Wednesday, June 16, 2010

Operations and the Emergency Room

Who would have thought that I would be "listening" to the Celtics vs. Lakers 6th game of the NBA finals in an emergency room. As they say, most accidents happen close to home. After thousands of miles of travel recently to give talks in Hawaii and then in Argentina, with no injuries or illnesses, I tripped last night while taking an evening stroll and landed sidewise on the asphalt road with blood gushing out of my face.

My husband rushed me to UMass Amherst Health Services where no doctor was available and I was told to go to the emergency room (ER) at Cooley Dickinson hospital in Northampton, MA, despite my appeals to be at least looked at locally, but to no avail.

As anyone who has been to an ER can tell you, the experiences in such a setting are not exactly pleasant memories. As one who researches and teaches operations management and operations research / management science and specializes in network flows in systems, I am a stickler for efficiency and for improving processes from those in business and transportation and logistical systems to those in healthcare.

We arrived in the ER shortly before 9(cr)PM (and the TV in the waiting area was set to the Celtics vs. Lakers game). The folks in the waiting area looked pleasant enough and I thought that within an hour I would be "served" and released. After a while my vital stats were taken, I was given an ice pack to apply to my head, which soon got spotted with the red stuff. Then a new patient joined me in the waiting game who had just been in a barroom brawl and his friend had brought him in for treatment. His facial injures resembled mine, but, then again, his arms were covered with tattoos. He also got an ice pack to apply to his head.

I told my husband, who is the pinnacle of patience, that if I was not seen by a doctor by 11:30PM that I would just self-treat myself back at home and live with any scars that materialized.

At 11:25 PM, I was called in to the area where the patients are placed on beds. I was treated to a nicely warmed set of sheets, since I was freezing, and marveled at the activity there, so I asked where did all these patients come from? I was told that they arrived by ambulance and that (as we were waiting for hours in the waiting room) several of the cases, according to the doctors, were very complicated. (I had been asked earlier as to how severe my pain was, and believe that if I had been less of a martyr and had emphasized the acuity, I may have been treated earlier. Perhaps better service is also achieved by arriving in style via ambulance).
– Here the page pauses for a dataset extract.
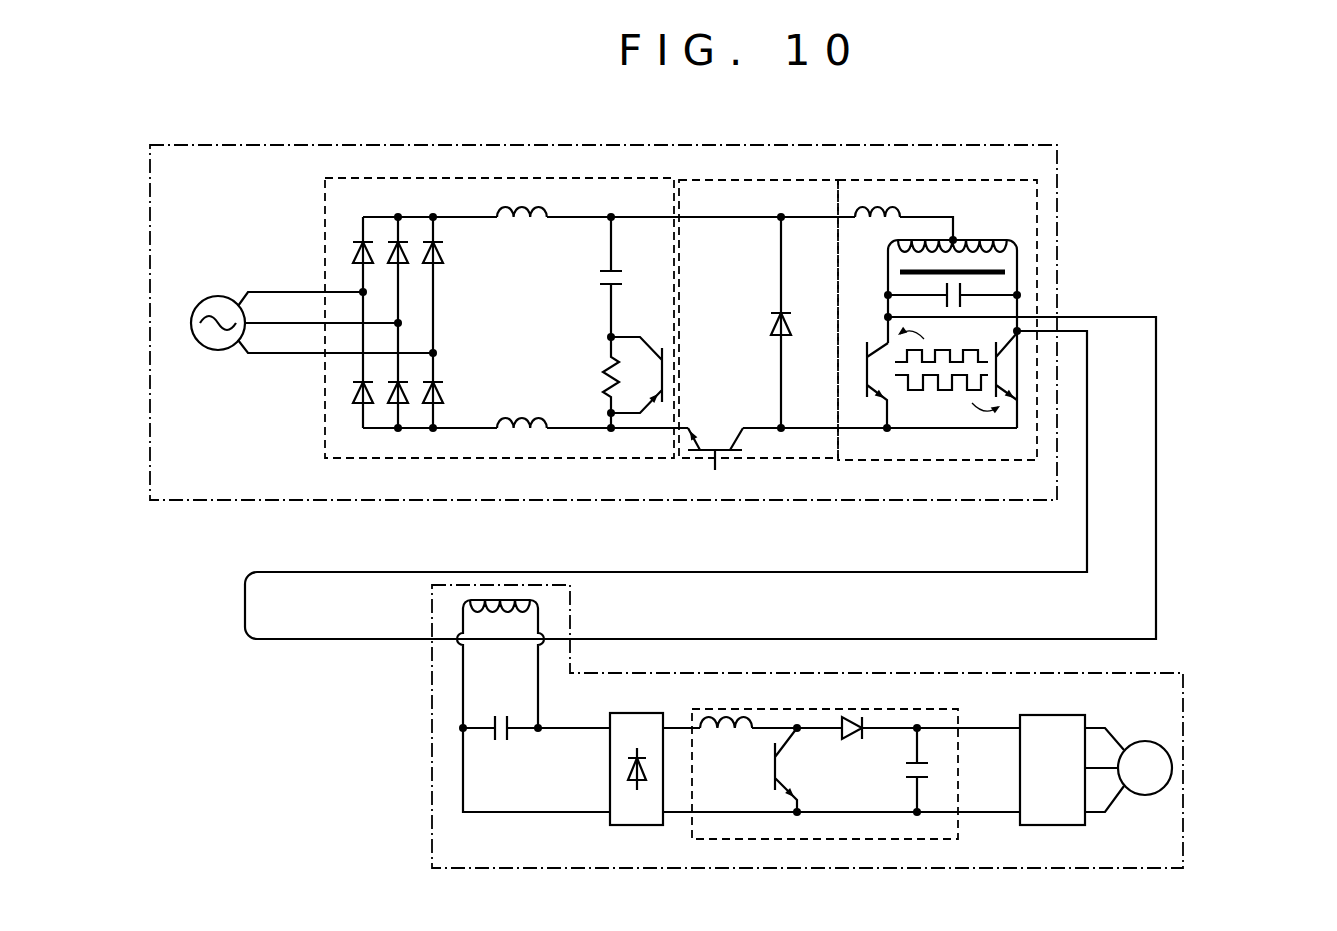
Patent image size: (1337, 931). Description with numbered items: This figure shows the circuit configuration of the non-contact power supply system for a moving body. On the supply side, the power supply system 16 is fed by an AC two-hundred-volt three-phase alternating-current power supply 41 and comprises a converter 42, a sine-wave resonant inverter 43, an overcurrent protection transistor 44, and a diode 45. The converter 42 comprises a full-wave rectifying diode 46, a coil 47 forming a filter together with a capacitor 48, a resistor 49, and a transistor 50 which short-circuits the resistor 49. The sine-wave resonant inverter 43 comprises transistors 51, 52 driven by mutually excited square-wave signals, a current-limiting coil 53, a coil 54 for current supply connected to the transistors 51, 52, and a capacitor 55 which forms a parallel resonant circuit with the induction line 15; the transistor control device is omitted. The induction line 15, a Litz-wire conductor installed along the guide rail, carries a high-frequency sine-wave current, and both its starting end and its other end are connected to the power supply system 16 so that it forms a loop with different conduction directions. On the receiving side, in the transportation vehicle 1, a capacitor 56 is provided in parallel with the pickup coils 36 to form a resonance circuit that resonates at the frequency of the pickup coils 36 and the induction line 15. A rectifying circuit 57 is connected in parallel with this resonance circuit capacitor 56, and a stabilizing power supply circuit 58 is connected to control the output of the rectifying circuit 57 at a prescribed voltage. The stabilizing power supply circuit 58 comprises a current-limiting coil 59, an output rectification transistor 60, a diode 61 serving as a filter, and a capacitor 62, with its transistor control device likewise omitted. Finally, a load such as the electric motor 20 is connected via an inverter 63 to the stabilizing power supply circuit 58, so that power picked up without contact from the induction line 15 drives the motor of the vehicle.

There is a "happy" ending to this experience. The doctor that treated me is Dr. Khama Ennis, who not only is a fellow alum of Brown University, but she trained in emergency room medicine under Dr. John Nagurney, at Mass General Hospital. This Dr. Nagurney is a relative of my husband's and is also an instructor at Harvard Medical School. Dr. Ennis treated my daughter several years back on her only trip to the ER and we found all of these wonderful connections. Dr. Ennis' young daughter shares my birthday so talking and being treated by her this time around made the benefits almost outweigh all of the costs. One of her best friends lives in LA and is a big Lakers fan so she was awaiting a teasing text message on the Celtics loss.

Several years back, a group of my undergrad students in Operations Management in my FOMGT 341 class, Transportation & Logistics, did a project on patient flow in this specific hospital and on how to improve operational efficiencies. One of the students, Selena Kaplan, was a nurse, and another one, Maxfield Raynolds, had worked for me at the Virtual Center for Supernetworks at the Isenberg School (and went on to receive a 21st Century Leaders Award from UMass Amherst). Their project, along with Bria Gottschalck, can be accessed here.

Interestingly, my colleague, Professor Jim Orlin of the Sloan School at MIT, has written several posts on healthcare issues, from a personal perspective, including his experience with the ER at Mass General Hospital and has also highlighted the work of Professor Litvak of Boston University on hospital patient flow, whose work has been featured in The Boston Globe.

Hospitals are processing flow networks, with congestion, and patients as well as caretakers and medical professionals can all greatly benefit from optimization. This my undergrads figured out back in 2004 and, hopefully, optimization will be the paradigm for hospital networks. As patients, we care about user-optimization (just as drivers do in transportation networks) since we want to be processed from our arrival until discharge as promptly as possible. Healthcare and hospital administrators, on the other hand, may be focusing on system-optimization, that is, routing the flow so that the total cost in the system is minimized (in transport parlance, think of a controller routing the freight flows in an optimal manner from origins to destinations).

And, yes, to add insult to injury, as my previous updated blogspot stated, the Celtics lost to the Lakers last night.